11 réponses à “Jour des Morts : la provocation de l’ADMD

  1. Yogi

    Intéressante conclusion. Vu comme ça en effet c’est assez clair : personnellement, l’idée que « la communauté humaine » puisse « se donner pour mission » de « m’accompagner, me soutenir et me soigner » en cas de faiblesse, me révulse absolument.

    Non mais de quoi je me mêle ? Qu’elle me donne le choix, point barre.
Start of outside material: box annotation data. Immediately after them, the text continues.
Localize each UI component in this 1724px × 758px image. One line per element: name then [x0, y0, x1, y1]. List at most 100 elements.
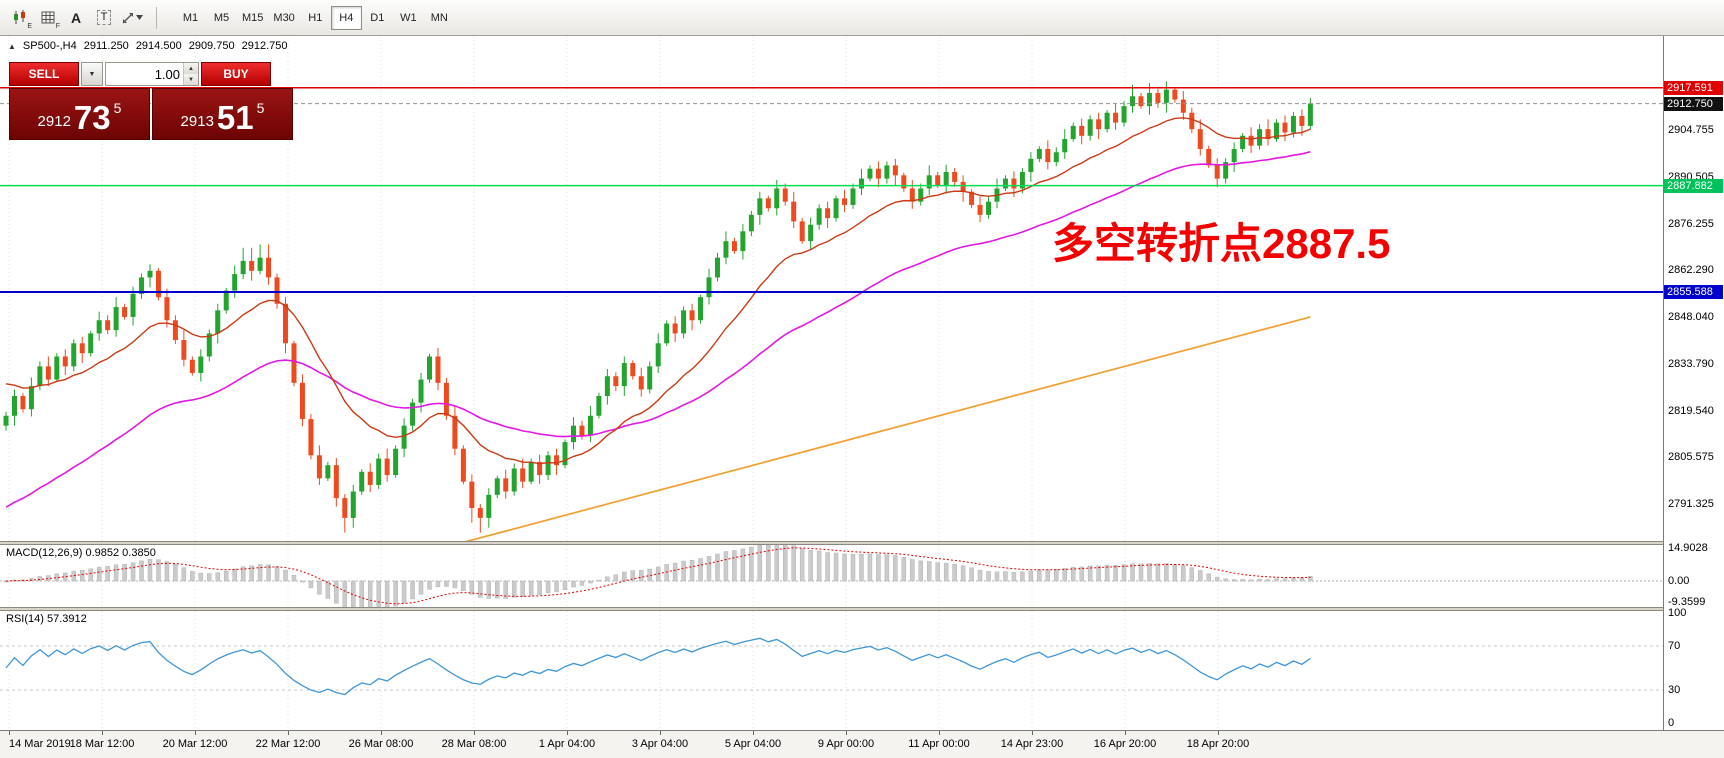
panel-separator[interactable] — [0, 541, 1663, 545]
panel-separator[interactable] — [0, 607, 1663, 611]
chart-ohlc-header: ▲ SP500-,H4 2911.250 2914.500 2909.750 2… — [8, 40, 287, 52]
price-badge: 2887.882 — [1664, 178, 1723, 193]
volume-field: ▲ ▼ — [105, 62, 199, 86]
macd-scale-tick: -9.3599 — [1668, 595, 1706, 608]
rsi-scale-tick: 0 — [1668, 717, 1675, 729]
tf-m1[interactable]: M1 — [175, 6, 206, 30]
macd-indicator-label: MACD(12,26,9) 0.9852 0.3850 — [6, 547, 156, 559]
tf-m15[interactable]: M15 — [237, 6, 268, 30]
sell-price-sup: 5 — [113, 100, 122, 116]
time-axis-tick — [1032, 731, 1033, 735]
time-axis-label: 26 Mar 08:00 — [348, 738, 414, 750]
macd-scale-tick: 0.00 — [1668, 575, 1690, 587]
time-axis-label: 1 Apr 04:00 — [538, 738, 596, 750]
price-badge: 2912.750 — [1664, 96, 1723, 111]
time-axis-tick — [753, 731, 754, 735]
time-axis-label: 14 Mar 2019 — [9, 738, 71, 750]
time-axis-tick — [381, 731, 382, 735]
symbol-label: SP500-,H4 — [22, 40, 77, 52]
price-axis-tick: 2833.790 — [1668, 357, 1714, 370]
rsi-panel-canvas[interactable] — [0, 611, 1663, 730]
volume-input[interactable] — [106, 63, 183, 85]
draw-arrows-icon — [122, 12, 133, 23]
toolbar: E F A T M1 M5 M15 M30 H1 H4 D1 W1 MN — [0, 0, 1724, 36]
tf-m30[interactable]: M30 — [268, 6, 299, 30]
sell-price-head: 2912 — [37, 113, 71, 130]
price-axis-tick: 2791.325 — [1668, 497, 1714, 510]
indicators-button[interactable]: E — [6, 5, 34, 31]
toolbar-separator — [156, 6, 157, 29]
time-axis-tick — [939, 731, 940, 735]
rsi-indicator-label: RSI(14) 57.3912 — [6, 613, 87, 625]
text-label-button[interactable]: A — [62, 5, 90, 31]
macd-scale-tick: 14.9028 — [1668, 542, 1708, 554]
time-axis-label: 9 Apr 00:00 — [817, 738, 875, 750]
tf-d1[interactable]: D1 — [362, 6, 393, 30]
buy-price-display[interactable]: 2913 51 5 — [152, 88, 293, 140]
price-axis-tick: 2876.255 — [1668, 217, 1714, 230]
timeframe-group: M1 M5 M15 M30 H1 H4 D1 W1 MN — [175, 5, 455, 30]
time-axis-label: 20 Mar 12:00 — [162, 738, 228, 750]
macd-panel-canvas[interactable] — [0, 545, 1663, 607]
price-axis-tick: 2819.540 — [1668, 404, 1714, 417]
price-badge: 2855.588 — [1664, 284, 1723, 299]
tf-h1[interactable]: H1 — [300, 6, 331, 30]
time-axis-label: 16 Apr 20:00 — [1093, 738, 1157, 750]
indicators-sub-label: E — [27, 22, 32, 30]
tf-mn[interactable]: MN — [424, 6, 455, 30]
tf-m5[interactable]: M5 — [206, 6, 237, 30]
price-axis-tick: 2848.040 — [1668, 310, 1714, 323]
time-axis-label: 14 Apr 23:00 — [1000, 738, 1064, 750]
rsi-scale-tick: 30 — [1668, 684, 1681, 696]
buy-price-sup: 5 — [256, 100, 265, 116]
grid-sub-label: F — [55, 22, 60, 30]
buy-button[interactable]: BUY — [201, 62, 271, 86]
price-axis-tick: 2805.575 — [1668, 450, 1714, 463]
ohlc-open: 2911.250 — [83, 40, 129, 52]
tf-h4[interactable]: H4 — [330, 5, 362, 30]
volume-up-button[interactable]: ▲ — [184, 63, 198, 74]
volume-down-button[interactable]: ▼ — [184, 74, 198, 85]
buy-price-head: 2913 — [180, 113, 214, 130]
ohlc-high: 2914.500 — [135, 40, 182, 52]
time-axis-tick — [474, 731, 475, 735]
ohlc-low: 2909.750 — [188, 40, 235, 52]
price-axis[interactable]: 2904.755 2890.505 2876.255 2862.290 2848.040… — [1663, 36, 1724, 730]
sell-price-big: 73 — [73, 99, 111, 136]
draw-tools-button[interactable] — [118, 5, 146, 31]
time-axis-label: 11 Apr 00:00 — [908, 738, 970, 750]
rsi-scale-tick: 100 — [1668, 607, 1687, 619]
ohlc-close: 2912.750 — [241, 40, 288, 52]
time-axis-tick — [1218, 731, 1219, 735]
candlestick-chart-icon — [14, 10, 25, 24]
time-axis-tick — [660, 731, 661, 735]
time-axis-label: 18 Apr 20:00 — [1186, 738, 1250, 750]
sell-price-display[interactable]: 2912 73 5 — [9, 88, 150, 140]
tf-w1[interactable]: W1 — [393, 6, 424, 30]
text-t-icon: T — [96, 10, 112, 25]
time-axis-tick — [195, 731, 196, 735]
text-a-icon: A — [70, 9, 82, 26]
time-axis-tick — [102, 731, 103, 735]
price-badge: 2917.591 — [1664, 80, 1723, 95]
volume-dropdown-button[interactable]: ▼ — [81, 62, 103, 86]
time-axis-label: 3 Apr 04:00 — [631, 738, 689, 750]
time-axis-label: 28 Mar 08:00 — [441, 738, 507, 750]
one-click-trading-panel: SELL ▼ ▲ ▼ BUY 2912 73 5 2913 51 5 — [9, 62, 293, 140]
time-axis[interactable]: 14 Mar 2019 18 Mar 12:00 20 Mar 12:00 22 Ma… — [0, 730, 1724, 758]
grid-button[interactable]: F — [34, 5, 62, 31]
text-box-button[interactable]: T — [90, 5, 118, 31]
collapse-triangle-icon[interactable]: ▲ — [8, 41, 16, 51]
time-axis-tick — [846, 731, 847, 735]
buy-price-big: 51 — [216, 99, 254, 136]
grid-icon — [41, 11, 55, 24]
rsi-scale-tick: 70 — [1668, 640, 1681, 652]
chevron-down-icon — [136, 15, 143, 20]
time-axis-tick — [567, 731, 568, 735]
chart-window: ▲ SP500-,H4 2911.250 2914.500 2909.750 2… — [0, 36, 1663, 730]
time-axis-label: 22 Mar 12:00 — [255, 738, 321, 750]
time-axis-tick — [288, 731, 289, 735]
time-axis-label: 5 Apr 04:00 — [724, 738, 782, 750]
price-chart-canvas[interactable] — [0, 36, 1663, 541]
sell-button[interactable]: SELL — [9, 62, 79, 86]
  2. J’imagine que vous êtes assez intelligent(e) pour comprendre que vous avez besoin de l’accord de la société pour cela, et que celle-ci, justement, a le droit de vous dire non, dans la mesure où « ouvrir la voie au libre choix » peut se retourner contre les plus faibles.

  3. Yogi

    L’argument est-il qu’il faut interdire à tous ce qui peut potentiellement se retourner contre quelques uns ?
    Interdisez le sucre, qui pourrait nuire aux diabétiques, interdisez la cortisone qui provoque des allergies, etc …

  4. le chafouin

    On ne parle pas de sucre, là, vous l’aurez remarqué. On parle de vies humaines. Alors oui, si pour éviter qu’on en vienne à assassiner des vieux, je dois vous empêcher d’assouvir votre volonté d’en finir, alors oui, la société doit le faire. Il vaut mieux maintenir en vie qq’un contre son gré que de faire mourir quelqu’un qui ne le veut pas.

  5. Yogi

    Il n’a jamais été question de faire mourir quelqu’un qui ne le veut pas. Vous vous appuyez sur cette menace fantasmatique pour imposer à tous votre vision du monde et votre conception de la vie. Cet autoritarisme est scandaleux.

  6. Yogi

    Il n’a jamais été question de faire mourir quelqu’un qui ne le veut pas. Vous vous appuyez sur cette menace fantasmatique pour imposer à tous votre vision du monde et votre conception de la vie. Cet autoritarisme est scandaleux.

  7. le chafouin

    http://afp.google.com/article/ALeqM5gP4VkDxtLiydQZGlw8umcFgIwjvQ

    Pfff. 200 personnes ont manifesté avec l’ADMD à Paris. Et ils espèrent nous faire croire que leur projet est fédérateur? 😉

  8. Yogi

    N’importe quelle loi peut dériver dans n’importe quel sens, ce n’est pas pour autant qu’il faut arrêter de légiférer.
    La question est « chacun peut-il choisir sa propre vie ? » et selon moi la réponse est oui. Dans les exemples que vous donnez, la réponse est non. Dans l’interdiction de l’euthanasie que vous prônez, la réponse est également non.

  9. le chafouin

    Entre nous, pensez-vous que si demain, vous souhaitiez vous supprimer, on irait vous empêcher de le faire? En quoi a-t-on besoin d’une reconaissance publique du fait que vous ayiez le droit de le faire? ça vous soulagerait de ne pas vous sentir en-dehors des « clous »? (je n’ironise pas, je cherche à comprendre).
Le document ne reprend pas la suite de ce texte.